Below are the remaining nine runners-up who were not deeming the breakthrough of the year, but in spite of their second-place position does not mean the discoveries were not worth celebrating and commending on a grander scale.
*Researchers from the University of California, Santa Cruz along with Max Planck Institute for Astronomy veterans in Germany develop a method using the radiation given off by a quasar to view the first recorded glimpse of a filament they believe to be a part of the "cosmic web" that holds all matter in the universe together.
*Solar physicists from the Borexino collaboration were first to detect theorized particles called neutrinos, out of the main nuclear fusion and fission reactions that power stars, and even our very own Sun.
*Members of the National Ignition Facility (NIF) and the Los Alamos National Laboratory were first to obtain a "fuel gain", important in promising nuclear fusion reactions for future energy production, far greater than one in laser-driven nuclear fusion and fission reaction experiments within the lab.
*Researchers of the Weizmann Institute of Science in Israel became first to measure the extremely weak, yet absolutely critical, magnetic interactions between two single electrons; much like involved in the process of bond formation.
*In studying the future of optical fiber networks, colleagues from the University of New Mexico, Corning Inc, Clemson University, and the University of Wisconsin-Milwaukee were able to utilize the "Anderson localization" phenomenon to create more efficient optical fibers for transmission of images.
*Physicists from the University of California, Riverside and the Kotel'nikov Institute of Radioengineering and Electronics in Russia developed a new type of holographic memory storage device, which is founded on the interference of spin waves-magnetic waves conducted through wire.
*An international team led by researchers at the University of Oxford used the world's most powerful laser facilities to crank up the heat and create tiny versions of supernova explosions in the laboratory setting.
*Researchers from the University of Toronto, Canada were first to demonstrate a quantum analogue of data compression in the lab, which made conventional data-compression schemes irrelevant, as to avoid the process that destroys quantum information.

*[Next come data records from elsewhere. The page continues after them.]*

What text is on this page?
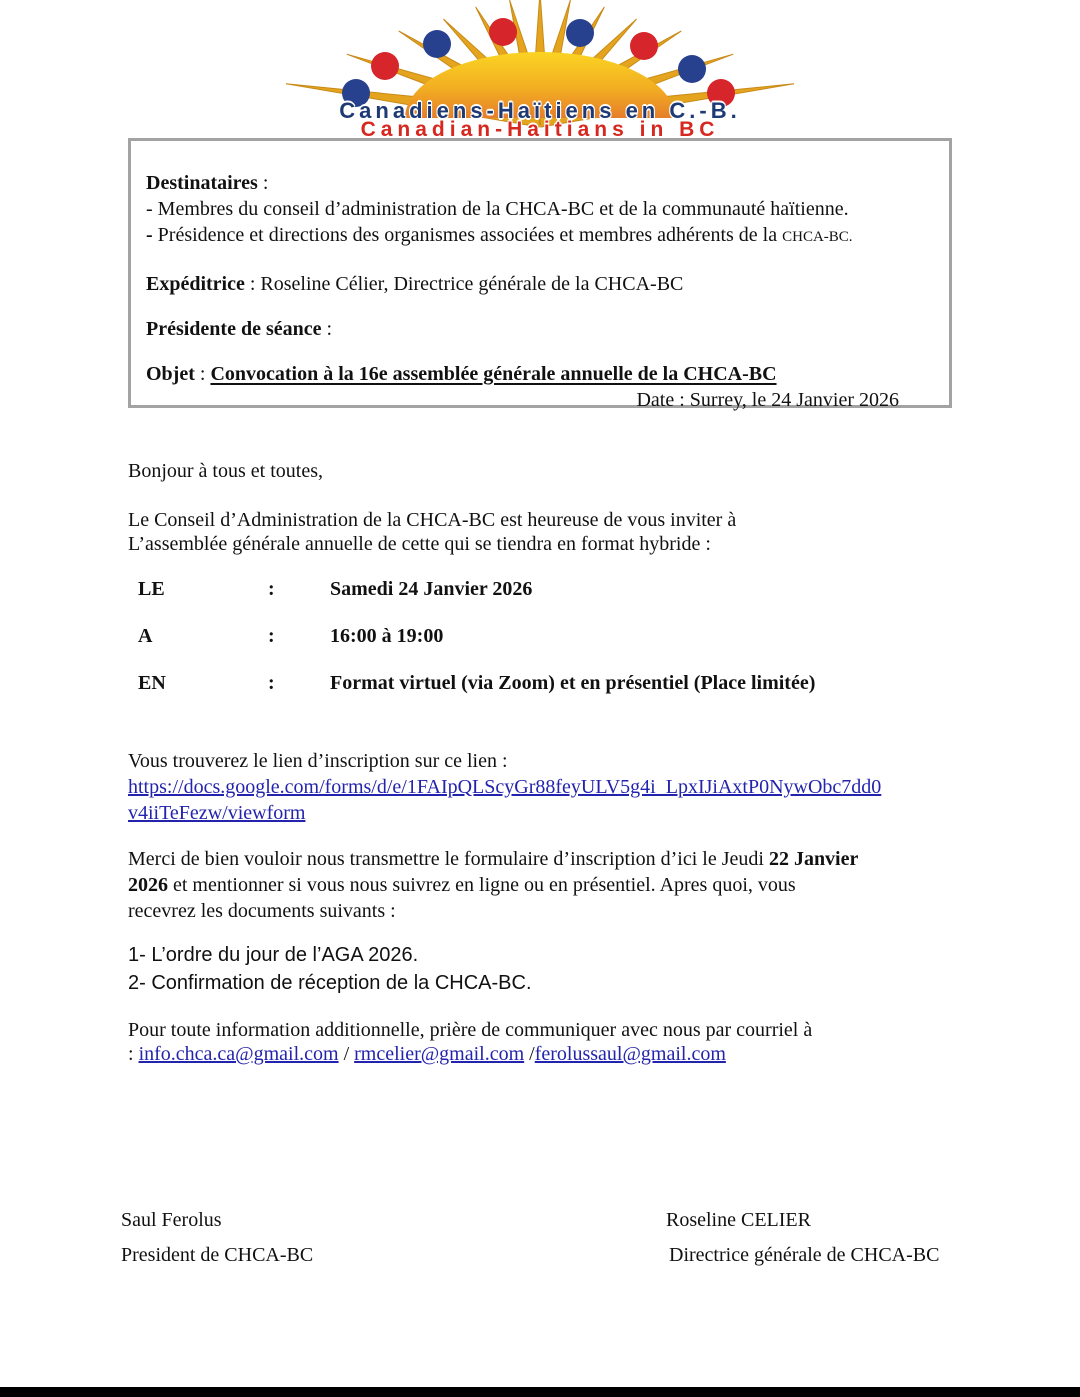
Canadiens-Haïtiens en C.-B.
Canadian-Haitians in BC
Destinataires :
- Membres du conseil d’administration de la CHCA-BC et de la communauté haïtienne.
- Présidence et directions des organismes associées et membres adhérents de la CHCA-BC.
Expéditrice : Roseline Célier, Directrice générale de la CHCA-BC
Présidente de séance :
Objet : Convocation à la 16e assemblée générale annuelle de la CHCA-BC
Date : Surrey, le 24 Janvier 2026
Bonjour à tous et toutes,
Le Conseil d’Administration de la CHCA-BC est heureuse de vous inviter à
L’assemblée générale annuelle de cette qui se tiendra en format hybride :
LE	:	Samedi 24 Janvier 2026
A	:	16:00 à 19:00
EN	:	Format virtuel (via Zoom) et en présentiel (Place limitée)
Vous trouverez le lien d’inscription sur ce lien :
https://docs.google.com/forms/d/e/1FAIpQLScyGr88feyULV5g4i_LpxIJiAxtP0NywObc7dd0
v4iiTeFezw/viewform
Merci de bien vouloir nous transmettre le formulaire d’inscription d’ici le Jeudi 22 Janvier
2026 et mentionner si vous nous suivrez en ligne ou en présentiel. Apres quoi, vous
recevrez les documents suivants :
1- L’ordre du jour de l’AGA 2026.
2- Confirmation de réception de la CHCA-BC.
Pour toute information additionnelle, prière de communiquer avec nous par courriel à
: info.chca.ca@gmail.com / rmcelier@gmail.com /ferolussaul@gmail.com
Saul Ferolus
President de CHCA-BC
Roseline CELIER
Directrice générale de CHCA-BC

*Last, but not least, are researchers from the University of Dundee in the UK and Illinois Wesleyan University who created the first acoustic "tractor beam" that works by pulling an object entirely using the force of sound waves. Though often a staple in science fiction, especially when considering extra terrestrial creatures, the tractor beam may seem to defy physics, but researchers say that this "tractor beam" of sound waves may in fact help doctors deliver drugs to the proper part of your system one day.